A report from China suggests ancient people cultivated cannabis for higher THC contents.

The study, published Wednesday in Science Advances, was a joint research project between the Max Planck Institute and the Chinese Academy of Sciences.

“The findings support the idea that cannabis plants were first used for their psychoactive compounds in the mountainous regions of eastern Central Asia, thereafter spreading to other regions of the world,” said Nicole Boivin, Director at the Max Planck Institute, in a statement.

The researchers analyzed 2,500-year-old ash residues from wooden bowls found at the Jirzankal Cemetery site in the Pamir mountain range. The site straddles the borders of India, Pakistan, and Tajikistan in a region that resides about a thousand miles west of where geneticists believe cannabis was born.

Historians and archaeologists know that ancient people grew cannabis for food, fibers, and medicine. Whether ancient cultures grew cannabis for its intoxicating effects remains contentious. Just how did the researchers determine that this weed was bred solely for its THC content?

First, they needed to show that the ash came from cannabis plants which contained THC but not CBD. Scientists believe that if cannabis is left to grow in the wild, THC and CBD contents will balance out to a 1-to-1 ratio. However, when cannabis is bred for greater THC content, the CBD levels fall off (which is why commercial weed strains with astronomical amounts of THC have low CBD content).

To see if the plants contained THC, the researchers performed chemical analyses for CBN or cannabinol. THC becomes CBN when burned or exposed to the elements, and the tests indicated that the ash contained high amounts of CBN compared to other compounds.

So that’s a check for criteria number one.

Second, they needed to show that the plants didn’t contain CBD. CBD, like THC, can also degrade into CBN, so the researchers looked for other cannabinoids that indicate higher CBD levels, compounds like cannabielsoin, which only comes from CBD. And guess what? The researchers didn’t detect cannabielsoin or other CBD markers in the ash residues.

So that’s a check for criteria number two.

Third, they needed to show that CBN, CBD, and other cannabinoids can be preserved in ancient cannabis samples. To do this, they looked at chemical data from uber-old weed discovered at another ancient burial site, Jiayi Cemetery, to confirm how stable these compounds were over time.

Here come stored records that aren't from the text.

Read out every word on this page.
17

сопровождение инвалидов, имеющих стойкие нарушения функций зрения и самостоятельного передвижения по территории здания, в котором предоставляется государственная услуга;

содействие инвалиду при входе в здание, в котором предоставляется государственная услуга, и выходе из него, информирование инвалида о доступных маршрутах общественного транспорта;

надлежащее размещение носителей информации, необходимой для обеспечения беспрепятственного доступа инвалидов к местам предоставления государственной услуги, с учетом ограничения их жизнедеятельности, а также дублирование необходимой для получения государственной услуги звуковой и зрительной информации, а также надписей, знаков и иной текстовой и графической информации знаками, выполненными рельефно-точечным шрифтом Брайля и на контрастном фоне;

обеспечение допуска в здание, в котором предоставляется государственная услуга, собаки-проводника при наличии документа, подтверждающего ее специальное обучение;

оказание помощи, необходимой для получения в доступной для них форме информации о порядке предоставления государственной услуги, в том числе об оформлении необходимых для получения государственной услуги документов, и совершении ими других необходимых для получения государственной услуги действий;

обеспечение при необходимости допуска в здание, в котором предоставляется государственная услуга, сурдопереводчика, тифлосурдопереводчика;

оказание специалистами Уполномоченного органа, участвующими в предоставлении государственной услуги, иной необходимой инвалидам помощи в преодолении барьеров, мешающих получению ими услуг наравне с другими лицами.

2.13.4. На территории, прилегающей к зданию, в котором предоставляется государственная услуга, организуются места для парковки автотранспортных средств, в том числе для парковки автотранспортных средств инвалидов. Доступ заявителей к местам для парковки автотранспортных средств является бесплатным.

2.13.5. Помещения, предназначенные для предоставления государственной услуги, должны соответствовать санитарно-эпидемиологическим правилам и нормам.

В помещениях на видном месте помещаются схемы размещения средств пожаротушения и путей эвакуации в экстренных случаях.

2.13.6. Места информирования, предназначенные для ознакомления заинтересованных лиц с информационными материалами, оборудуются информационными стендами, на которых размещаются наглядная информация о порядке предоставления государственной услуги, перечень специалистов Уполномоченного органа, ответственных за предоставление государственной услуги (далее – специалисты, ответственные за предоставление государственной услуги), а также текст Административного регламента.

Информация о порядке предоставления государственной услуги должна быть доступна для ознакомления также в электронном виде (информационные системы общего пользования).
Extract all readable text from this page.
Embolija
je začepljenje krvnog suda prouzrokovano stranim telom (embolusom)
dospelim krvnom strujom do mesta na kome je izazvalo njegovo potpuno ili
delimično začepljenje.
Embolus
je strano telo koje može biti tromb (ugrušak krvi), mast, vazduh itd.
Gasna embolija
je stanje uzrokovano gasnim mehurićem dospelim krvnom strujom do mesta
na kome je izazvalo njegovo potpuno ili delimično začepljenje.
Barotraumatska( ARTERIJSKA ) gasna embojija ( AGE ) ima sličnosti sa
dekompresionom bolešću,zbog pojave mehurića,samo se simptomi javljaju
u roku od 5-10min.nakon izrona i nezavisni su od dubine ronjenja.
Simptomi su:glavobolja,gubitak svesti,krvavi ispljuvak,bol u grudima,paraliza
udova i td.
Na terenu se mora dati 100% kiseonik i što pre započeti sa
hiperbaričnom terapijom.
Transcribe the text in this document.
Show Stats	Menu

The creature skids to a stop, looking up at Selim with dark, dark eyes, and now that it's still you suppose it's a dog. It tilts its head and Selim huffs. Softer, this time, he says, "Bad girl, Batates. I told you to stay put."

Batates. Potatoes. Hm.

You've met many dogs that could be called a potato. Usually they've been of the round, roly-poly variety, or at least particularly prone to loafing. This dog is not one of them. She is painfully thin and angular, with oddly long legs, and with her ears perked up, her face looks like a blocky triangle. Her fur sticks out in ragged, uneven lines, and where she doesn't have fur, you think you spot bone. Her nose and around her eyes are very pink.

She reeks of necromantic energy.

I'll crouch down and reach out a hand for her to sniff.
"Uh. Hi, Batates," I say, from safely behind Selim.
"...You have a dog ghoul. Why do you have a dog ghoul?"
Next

Sure enough, the compounds they looked for in the Jirzankal samples demonstrated consistency with the Jiayi samples.

So that’s a check for criteria number three.

Fourth, the researchers wanted additional evidence that the Pamir people actually understood how to cultivate high-THC weed plants and didn’t just grow some bomb-ass herb by accident. They found no evidence that the bowls were used to burn anything other than cannabis flowers. In true Uncle Snoop fashion, they detected no traces of stems, seeds, or sticks – particularly seeds, the biggest clue.

“The lack of seeds in the burners… may suggest that seeds were removed from the floral structures because they do not contain the desired secondary compounds,” the researchers wrote.

While the archaeologists suspected the seeds weren’t included in the burning ceremonies because they lacked THC, there could be another possibility: cannabis buds are more potent and produce greater yields if the flowers aren’t fertilized by pollen. This is why commercial growers strive to keep male and female plants separated, and why crossing the two is avoided at all costs.

But why would these ancient people burn dank weed during burial ceremonies? Why, to get high AF, of course.

“We can start to piece together an image of funerary rites that included flames, rhythmic music, and hallucinogen smoke, all intended to guide people into an altered state of mind,” the researchers wrote. While some ancient potheads, like the Scythians, blazed as a cleansing ritual, the Pamir people may have done it for other reasons, like communing with the dead or other divine spirits.

There you have it. Humans have likely been breeding weed for extra potency for at least two and a half millennia, and possibly even longer, often for funeral rites. Stick that in your pipe and smoke it, Dr. Jerome Adams.